Dysregulation of BRD4 Function Underlies the Functional Abnormalities of MeCP2 Mutant Neurons

Rett syndrome (RTT), mainly caused by mutations in methyl-CpG binding protein 2 (MeCP2), is one of the most prevalent intellectual disorders without effective therapies. Here, we used 2D and 3D human brain cultures to investigate MeCP2 function. We found that MeCP2 mutations cause severe abnormalities in human interneurons (INs). Surprisingly, treatment with a BET inhibitor, JQ1, rescued the molecular and functional phenotypes of MeCP2 mutant INs. We uncovered that abnormal increases in chromatin binding of BRD4 and enhancer-promoter interactions underlie the abnormal transcription in MeCP2 mutant INs, which were recovered to normal levels by JQ1. We revealed cell-type-specific transcriptome impairment in MeCP2 mutant region-specific human brain organoids that were rescued by JQ1. Finally, JQ1 ameliorated RTT-like phenotypes in mice.
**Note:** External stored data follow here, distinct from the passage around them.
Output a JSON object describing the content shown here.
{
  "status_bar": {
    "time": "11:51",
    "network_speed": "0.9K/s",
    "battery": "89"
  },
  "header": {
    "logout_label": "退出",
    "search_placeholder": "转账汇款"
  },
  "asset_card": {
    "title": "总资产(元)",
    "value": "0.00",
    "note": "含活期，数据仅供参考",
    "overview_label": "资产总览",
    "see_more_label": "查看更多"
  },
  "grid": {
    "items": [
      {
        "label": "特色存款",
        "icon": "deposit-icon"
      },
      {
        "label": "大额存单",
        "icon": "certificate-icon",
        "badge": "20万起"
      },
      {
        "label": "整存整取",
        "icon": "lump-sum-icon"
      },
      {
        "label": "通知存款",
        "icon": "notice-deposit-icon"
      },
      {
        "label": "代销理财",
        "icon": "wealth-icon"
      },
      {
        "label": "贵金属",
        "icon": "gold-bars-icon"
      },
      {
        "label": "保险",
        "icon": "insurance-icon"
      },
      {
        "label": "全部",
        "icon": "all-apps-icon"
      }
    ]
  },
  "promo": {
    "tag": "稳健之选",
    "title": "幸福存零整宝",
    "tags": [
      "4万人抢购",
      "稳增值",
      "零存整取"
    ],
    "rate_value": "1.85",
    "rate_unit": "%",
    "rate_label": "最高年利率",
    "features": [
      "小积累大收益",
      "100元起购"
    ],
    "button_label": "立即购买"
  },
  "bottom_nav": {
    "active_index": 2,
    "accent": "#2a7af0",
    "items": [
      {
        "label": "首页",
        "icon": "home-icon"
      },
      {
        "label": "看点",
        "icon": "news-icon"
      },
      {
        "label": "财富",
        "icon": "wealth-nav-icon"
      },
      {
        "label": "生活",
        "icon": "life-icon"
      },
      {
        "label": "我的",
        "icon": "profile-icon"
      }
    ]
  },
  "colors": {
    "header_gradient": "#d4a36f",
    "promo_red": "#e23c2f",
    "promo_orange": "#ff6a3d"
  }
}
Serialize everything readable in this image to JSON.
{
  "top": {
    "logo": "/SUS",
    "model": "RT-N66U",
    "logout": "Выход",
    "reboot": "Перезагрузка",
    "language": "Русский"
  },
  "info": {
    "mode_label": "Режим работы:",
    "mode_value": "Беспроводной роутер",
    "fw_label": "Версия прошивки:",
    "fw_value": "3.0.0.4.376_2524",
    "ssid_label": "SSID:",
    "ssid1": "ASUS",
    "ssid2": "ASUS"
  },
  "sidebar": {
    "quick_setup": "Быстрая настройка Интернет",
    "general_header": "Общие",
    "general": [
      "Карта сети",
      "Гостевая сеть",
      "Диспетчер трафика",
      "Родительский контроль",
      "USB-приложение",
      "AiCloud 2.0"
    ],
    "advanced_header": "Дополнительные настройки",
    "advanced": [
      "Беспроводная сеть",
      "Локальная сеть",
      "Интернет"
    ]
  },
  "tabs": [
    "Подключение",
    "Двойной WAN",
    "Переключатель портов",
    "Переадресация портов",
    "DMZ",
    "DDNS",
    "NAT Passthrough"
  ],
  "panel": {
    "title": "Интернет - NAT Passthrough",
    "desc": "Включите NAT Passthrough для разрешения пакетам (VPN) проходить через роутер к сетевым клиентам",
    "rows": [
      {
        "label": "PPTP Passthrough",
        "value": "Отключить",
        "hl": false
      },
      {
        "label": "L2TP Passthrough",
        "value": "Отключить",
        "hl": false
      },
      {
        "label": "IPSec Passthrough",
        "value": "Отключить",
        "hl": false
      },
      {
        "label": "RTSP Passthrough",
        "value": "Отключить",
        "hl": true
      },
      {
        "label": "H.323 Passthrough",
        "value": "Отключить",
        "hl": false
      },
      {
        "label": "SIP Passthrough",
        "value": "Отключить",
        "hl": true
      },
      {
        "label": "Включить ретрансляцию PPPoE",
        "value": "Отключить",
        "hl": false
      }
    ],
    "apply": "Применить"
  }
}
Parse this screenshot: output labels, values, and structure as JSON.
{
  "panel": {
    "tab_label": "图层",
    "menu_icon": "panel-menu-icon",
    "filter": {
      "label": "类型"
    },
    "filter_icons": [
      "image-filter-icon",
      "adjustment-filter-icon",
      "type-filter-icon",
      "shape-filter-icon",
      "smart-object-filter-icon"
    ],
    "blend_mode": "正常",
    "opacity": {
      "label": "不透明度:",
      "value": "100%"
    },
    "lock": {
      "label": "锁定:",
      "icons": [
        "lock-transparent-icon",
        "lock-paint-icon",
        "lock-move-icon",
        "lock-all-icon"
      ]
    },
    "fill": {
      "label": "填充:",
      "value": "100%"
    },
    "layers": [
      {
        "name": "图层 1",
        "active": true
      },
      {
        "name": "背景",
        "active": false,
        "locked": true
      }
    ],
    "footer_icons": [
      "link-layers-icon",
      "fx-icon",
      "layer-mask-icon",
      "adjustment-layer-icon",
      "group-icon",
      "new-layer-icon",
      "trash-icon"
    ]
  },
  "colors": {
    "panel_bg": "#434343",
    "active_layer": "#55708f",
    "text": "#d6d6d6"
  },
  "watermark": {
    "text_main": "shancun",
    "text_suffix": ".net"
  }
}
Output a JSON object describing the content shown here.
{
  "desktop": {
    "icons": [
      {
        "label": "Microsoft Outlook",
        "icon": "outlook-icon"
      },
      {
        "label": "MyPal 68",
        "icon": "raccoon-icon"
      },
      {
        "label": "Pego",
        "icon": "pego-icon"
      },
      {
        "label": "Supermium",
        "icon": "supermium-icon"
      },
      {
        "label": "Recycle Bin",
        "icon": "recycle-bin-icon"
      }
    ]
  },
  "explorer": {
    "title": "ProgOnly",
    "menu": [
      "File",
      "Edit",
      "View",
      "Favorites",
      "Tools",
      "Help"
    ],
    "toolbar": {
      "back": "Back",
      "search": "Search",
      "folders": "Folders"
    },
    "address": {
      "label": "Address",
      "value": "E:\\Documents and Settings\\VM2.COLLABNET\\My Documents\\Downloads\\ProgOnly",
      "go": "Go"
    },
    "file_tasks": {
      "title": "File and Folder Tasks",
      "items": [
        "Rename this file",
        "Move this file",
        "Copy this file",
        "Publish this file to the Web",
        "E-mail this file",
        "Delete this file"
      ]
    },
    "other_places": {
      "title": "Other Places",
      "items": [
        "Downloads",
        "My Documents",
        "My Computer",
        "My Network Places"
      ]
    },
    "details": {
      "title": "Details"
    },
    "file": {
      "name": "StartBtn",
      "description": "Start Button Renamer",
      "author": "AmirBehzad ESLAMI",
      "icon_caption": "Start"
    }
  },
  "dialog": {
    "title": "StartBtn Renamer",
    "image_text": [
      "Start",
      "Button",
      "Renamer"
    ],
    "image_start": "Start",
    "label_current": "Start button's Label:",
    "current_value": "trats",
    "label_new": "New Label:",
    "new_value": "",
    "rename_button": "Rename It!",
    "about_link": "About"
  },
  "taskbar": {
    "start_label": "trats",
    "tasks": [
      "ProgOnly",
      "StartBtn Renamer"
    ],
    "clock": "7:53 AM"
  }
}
These data demonstrate that BRD4 dysregulation is a critical driver for RTT etiology and suggest that targeting BRD4 could be a potential therapeutic opportunity for RTT. [Display omitted] •MeCP2 mutation severely impairs human cortical interneurons•BRD4 dysregulation contributes to abnormal transcriptome in RTT interneurons•MeCP2 mutation causes cell-type-specific impairments in human brain organoids•BET inhibition rescues RTT-like phenotypes Xiang et al. report that dysregulation of BRD4 function is a critical driver for the abnormal transcriptome in human RTT cells and that targeting BRD4 rescues molecular and functional deficiencies of human RTT cells and ameliorates RTT progression in mice.